La inteligencia artificial acaba de dar su mayor salto hacia Wall Street. Anthropic, la empresa creadora del asistente Claude, anunció este lunes 1 de junio que presentó de forma confidencial ante la Comisión de Bolsa y Valores de Estados Unidos (SEC) un borrador de declaración para una oferta pública inicial (IPO) de sus acciones ordinarias. El movimiento es histórico: la compañía liderada por Dario Amodei se adelanta a su archirival OpenAI en debutar en los mercados bursátiles, en plena fiebre inversora por la IA.
En un comunicado oficial publicado en su blog, la empresa fue clara pero cuidadosa: «Esto nos da la opción de salir a Bolsa una vez que la SEC complete su revisión. La propuesta de oferta pública inicial dependerá de las condiciones del mercado y otros factores». En otras palabras, la presentación ante la SEC no es una oferta de acciones definitiva ni confirma precios o cantidades.
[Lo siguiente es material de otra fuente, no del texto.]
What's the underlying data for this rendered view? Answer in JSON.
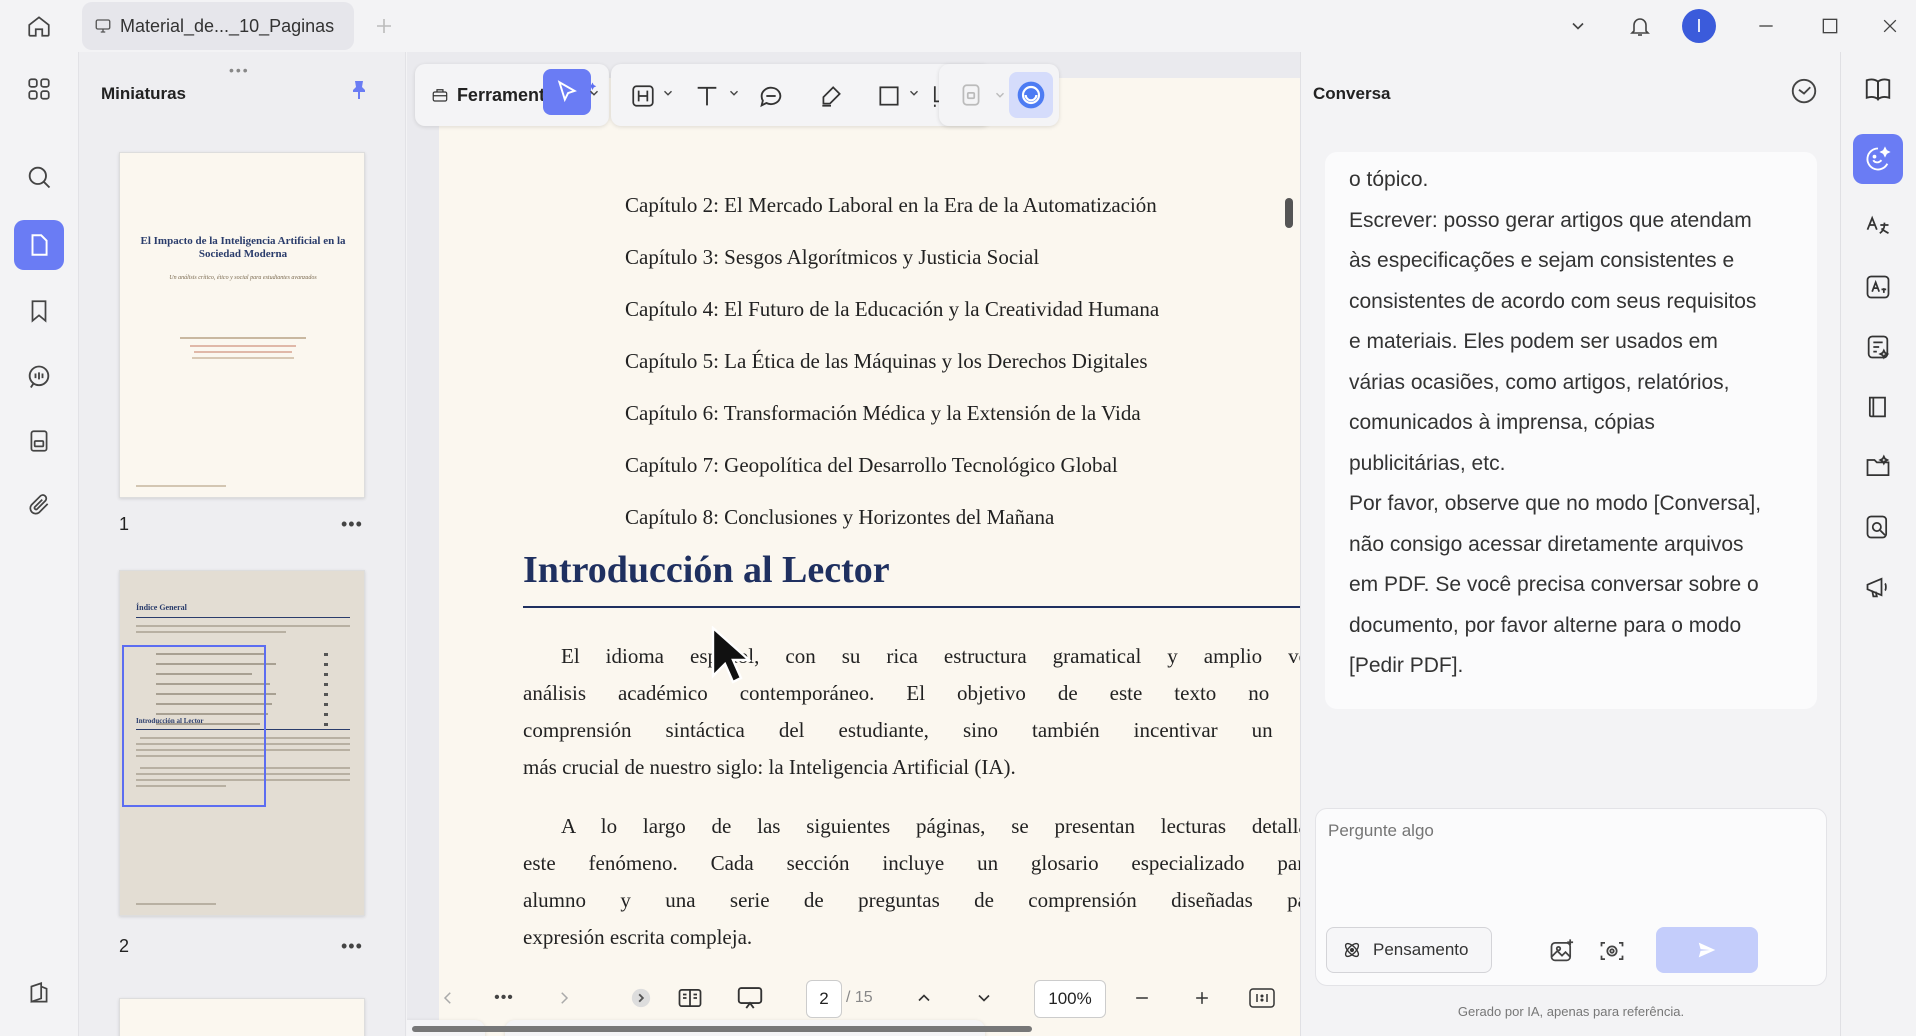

Es el primer paso formal y obligatorio en el camino hacia una cotización, que fuentes especializadas estiman podría concretarse en el otoño de 2026.
Una valoración que desafía la historia
Los números que rodean a Anthropic son difíciles de ignorar. Según El País, el anuncio se produce días después de que la compañía cerrara una ronda de financiación de 65.000 millones de dólares, alcanzando una valoración de 965.000 millones de dólares, superando los 852.000 millones de su competidor OpenAI. Esta cifra convertiría a Anthropic en la empresa privada más valiosa del mundo antes de su debut bursátil. A modo de contexto, empresas como Google completan su capitalización total. La escala de esta operación podría convertirla en la mayor IPO tecnológica de la historia.
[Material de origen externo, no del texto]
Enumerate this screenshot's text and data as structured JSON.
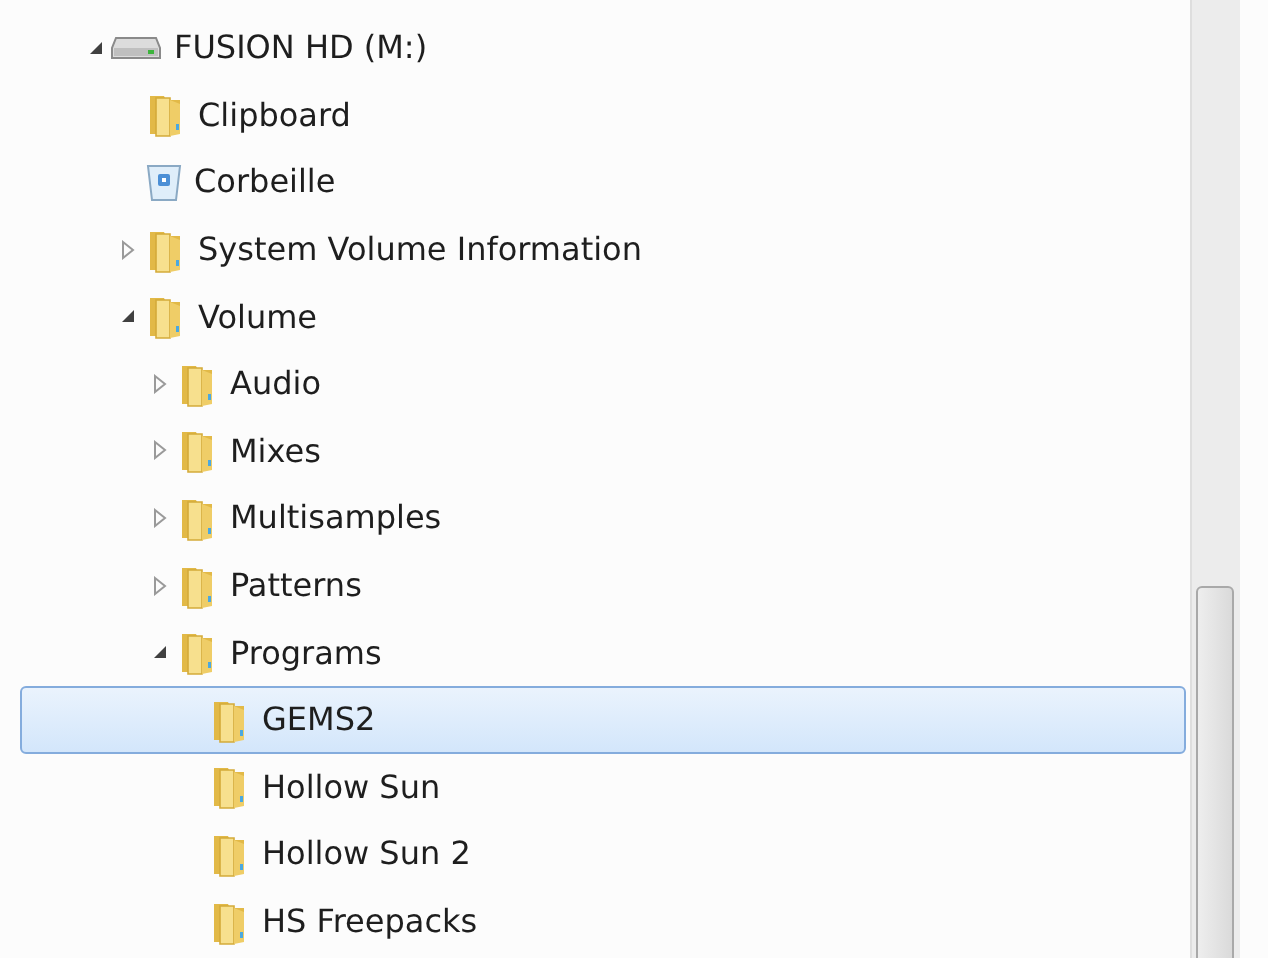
{
  "tree": [
    {
      "label": "FUSION HD (M:)",
      "kind": "drive",
      "expanded": true,
      "selected": false,
      "children": [
        {
          "label": "Clipboard",
          "kind": "folder",
          "selected": false
        },
        {
          "label": "Corbeille",
          "kind": "recycle",
          "selected": false
        },
        {
          "label": "System Volume Information",
          "kind": "folder",
          "expanded": false,
          "selected": false
        },
        {
          "label": "Volume",
          "kind": "folder",
          "expanded": true,
          "selected": false,
          "children": [
            {
              "label": "Audio",
              "kind": "folder",
              "expanded": false,
              "selected": false
            },
            {
              "label": "Mixes",
              "kind": "folder",
              "expanded": false,
              "selected": false
            },
            {
              "label": "Multisamples",
              "kind": "folder",
              "expanded": false,
              "selected": false
            },
            {
              "label": "Patterns",
              "kind": "folder",
              "expanded": false,
              "selected": false
            },
            {
              "label": "Programs",
              "kind": "folder",
              "expanded": true,
              "selected": false,
              "children": [
                {
                  "label": "GEMS2",
                  "kind": "folder",
                  "selected": true
                },
                {
                  "label": "Hollow Sun",
                  "kind": "folder",
                  "selected": false
                },
                {
                  "label": "Hollow Sun 2",
                  "kind": "folder",
                  "selected": false
                },
                {
                  "label": "HS Freepacks",
                  "kind": "folder",
                  "selected": false
                }
              ]
            }
          ]
        }
      ]
    }
  ]
}
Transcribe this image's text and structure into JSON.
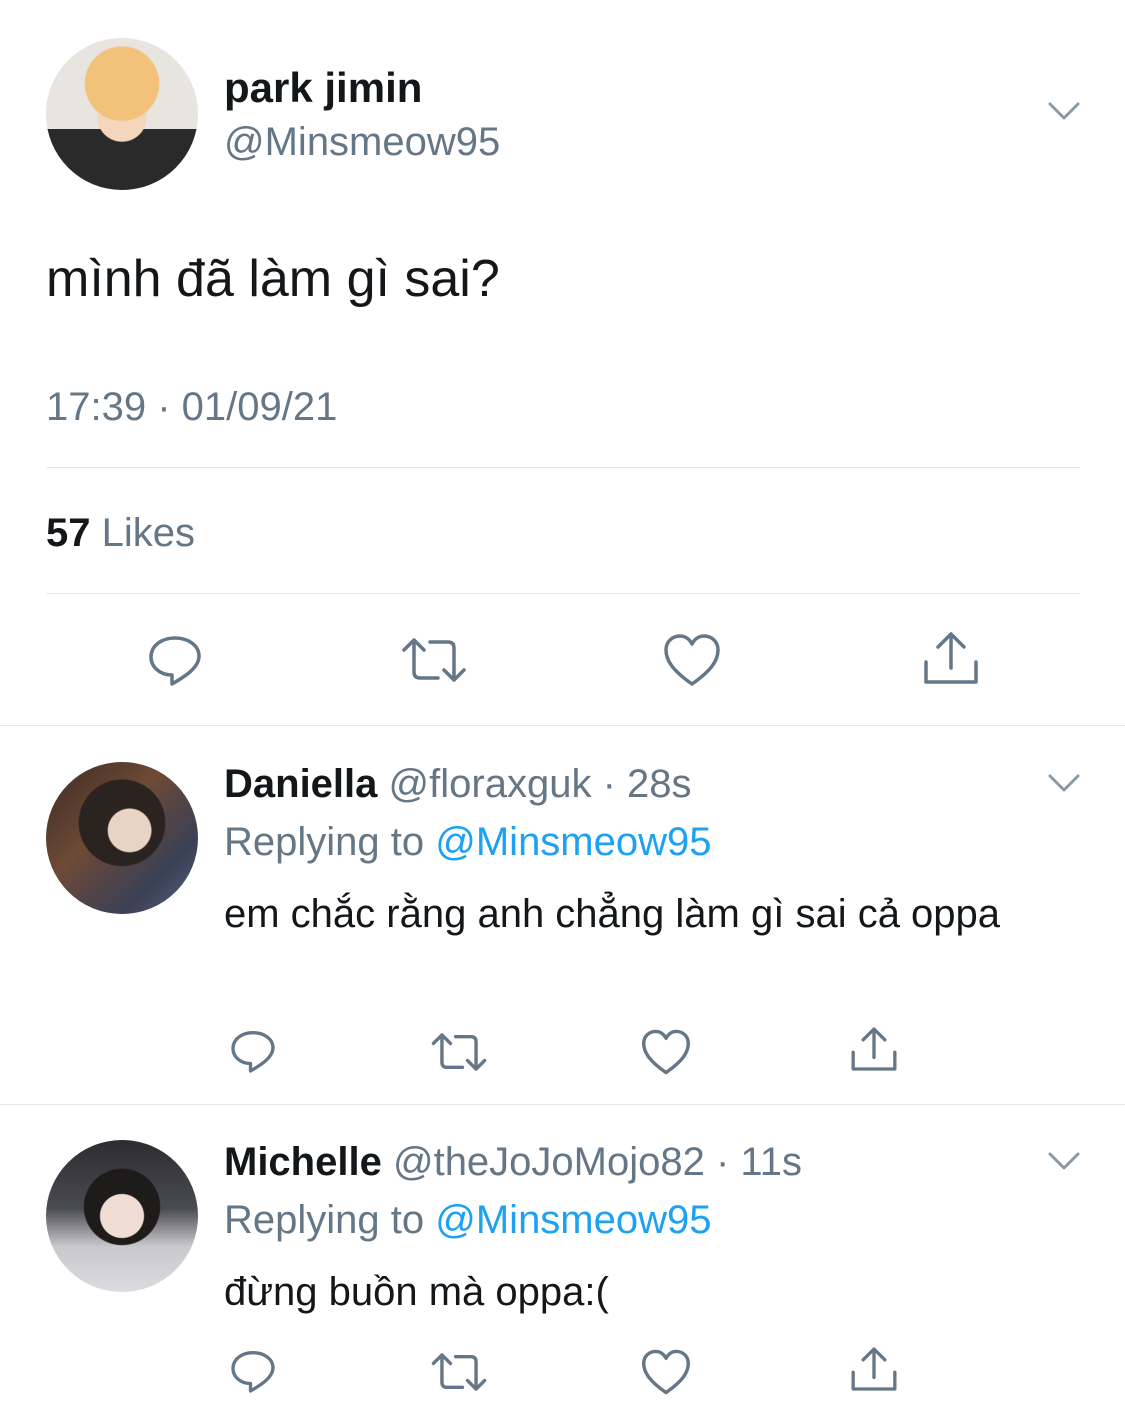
{
  "main_tweet": {
    "display_name": "park jimin",
    "handle": "@Minsmeow95",
    "text": "mình đã làm gì sai?",
    "timestamp": "17:39 · 01/09/21",
    "likes_count": "57",
    "likes_label": "Likes"
  },
  "replies": [
    {
      "display_name": "Daniella",
      "handle": "@floraxguk",
      "age": "· 28s",
      "replying_prefix": "Replying to",
      "replying_handle": "@Minsmeow95",
      "text": "em chắc rằng anh chẳng làm gì sai cả oppa"
    },
    {
      "display_name": "Michelle",
      "handle": "@theJoJoMojo82",
      "age": "· 11s",
      "replying_prefix": "Replying to",
      "replying_handle": "@Minsmeow95",
      "text": "đừng buồn mà oppa:("
    }
  ],
  "icons": {
    "reply": "reply-icon",
    "retweet": "retweet-icon",
    "like": "heart-icon",
    "share": "share-icon",
    "more": "chevron-down-icon"
  },
  "colors": {
    "text": "#14171a",
    "muted": "#657786",
    "link": "#1da1f2",
    "divider": "#e1e8ed"
  }
}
¿Por qué salir a bolsa ahora?

La razón es tan simple como urgente: el dinero. Desarrollar y mantener modelos de IA de frontera como Claude requiere inversiones masivas en infraestructura de cómputo, talento de élite y energía. La salida a bolsa le permitiría a Anthropic acceder a capital de forma más eficiente y recurrente, y además usar sus acciones públicas como moneda para posibles adquisiciones estratégicas. Hasta ahora, la empresa ha dependido de rondas privadas respaldadas por gigantes como Google y Amazon, pero los mercados públicos ofrecen una escala de financiamiento cualitativamente distinta.
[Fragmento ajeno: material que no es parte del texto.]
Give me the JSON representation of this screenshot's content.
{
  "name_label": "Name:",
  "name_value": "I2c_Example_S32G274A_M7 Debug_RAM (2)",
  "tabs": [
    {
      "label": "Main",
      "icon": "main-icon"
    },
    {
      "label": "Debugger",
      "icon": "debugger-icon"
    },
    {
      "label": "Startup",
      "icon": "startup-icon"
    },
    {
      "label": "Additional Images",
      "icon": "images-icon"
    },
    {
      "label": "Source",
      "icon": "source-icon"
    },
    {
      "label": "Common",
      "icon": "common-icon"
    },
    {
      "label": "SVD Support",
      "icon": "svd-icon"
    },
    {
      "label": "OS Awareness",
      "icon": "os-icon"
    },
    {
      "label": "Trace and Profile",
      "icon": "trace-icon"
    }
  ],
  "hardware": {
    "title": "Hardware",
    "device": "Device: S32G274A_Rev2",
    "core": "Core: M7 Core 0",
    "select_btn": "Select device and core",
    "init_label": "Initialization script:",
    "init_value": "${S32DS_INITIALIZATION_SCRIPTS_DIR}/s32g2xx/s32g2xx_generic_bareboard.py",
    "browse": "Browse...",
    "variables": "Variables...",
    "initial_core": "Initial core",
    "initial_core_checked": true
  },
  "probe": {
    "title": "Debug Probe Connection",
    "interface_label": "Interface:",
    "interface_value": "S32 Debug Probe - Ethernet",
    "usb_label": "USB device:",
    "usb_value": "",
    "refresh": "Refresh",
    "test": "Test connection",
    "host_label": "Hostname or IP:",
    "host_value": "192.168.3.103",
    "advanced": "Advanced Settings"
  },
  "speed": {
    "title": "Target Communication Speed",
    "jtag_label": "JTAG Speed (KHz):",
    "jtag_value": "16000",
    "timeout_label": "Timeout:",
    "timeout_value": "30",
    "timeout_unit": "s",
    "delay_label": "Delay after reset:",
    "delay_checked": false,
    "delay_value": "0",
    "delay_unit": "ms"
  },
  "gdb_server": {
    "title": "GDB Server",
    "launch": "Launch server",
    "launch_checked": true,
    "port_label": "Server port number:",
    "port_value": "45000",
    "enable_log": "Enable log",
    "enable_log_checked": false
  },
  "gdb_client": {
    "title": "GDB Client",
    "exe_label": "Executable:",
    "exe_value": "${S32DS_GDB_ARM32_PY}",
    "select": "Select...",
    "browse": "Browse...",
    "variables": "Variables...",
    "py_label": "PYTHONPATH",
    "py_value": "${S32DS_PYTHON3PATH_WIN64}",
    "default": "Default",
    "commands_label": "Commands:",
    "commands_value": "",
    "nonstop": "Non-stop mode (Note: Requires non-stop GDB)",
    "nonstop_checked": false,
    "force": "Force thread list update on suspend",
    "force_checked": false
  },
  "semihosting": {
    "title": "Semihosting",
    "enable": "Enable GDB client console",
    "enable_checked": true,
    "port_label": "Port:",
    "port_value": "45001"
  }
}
Lo que esto significa para Claude frente a la competencia
Para Claude, la IPO no es solo un evento financiero: es un motor de competitividad. Con acceso a capital público, Anthropic podría acelerar el desarrollo de Claude 4 y versiones futuras, ampliar su infraestructura en la nube, contratar investigadores de talla mundial y expandirse a nuevos mercados. Actualmente, Claude compite directamente con ChatGPT de OpenAI, Gemini de Google y Llama de Meta, todos respaldados por recursos prácticamente ilimitados de sus corporaciones matrices. Anthropic, en cambio, ha operado como startup, lo que le impone restricciones que una cotización pública podría eliminar de golpe.
Además, cotizar en bolsa otorga a Anthropic un plus de legitimidad y visibilidad institucional que atrae a clientes empresariales —un segmento donde Claude ya tiene presencia relevante pero donde la confianza en la estabilidad financiera del proveedor es clave para firmar contratos de largo plazo. La transparencia que exige ser una empresa pública también podría diferenciarlo positivamente en un mercado cada vez más escrutado por reguladores.
El test de los inversores
No todo es champagne. La salida a bolsa de Anthropic también pondrá a prueba algo que los mercados aún no han medido con claridad: cuánto vale realmente una empresa de IA que todavía no es rentable. OpenAI y otras startups del sector acumulan pérdidas millonarias mientras invierten en crecer. Los inversores tendrán que decidir si confían en el potencial transformador de Claude o si las dudas sobre la rentabilidad a largo plazo enfriará el entusiasmo. Wall Street, en definitiva, será el árbitro más exigente que Anthropic haya enfrentado.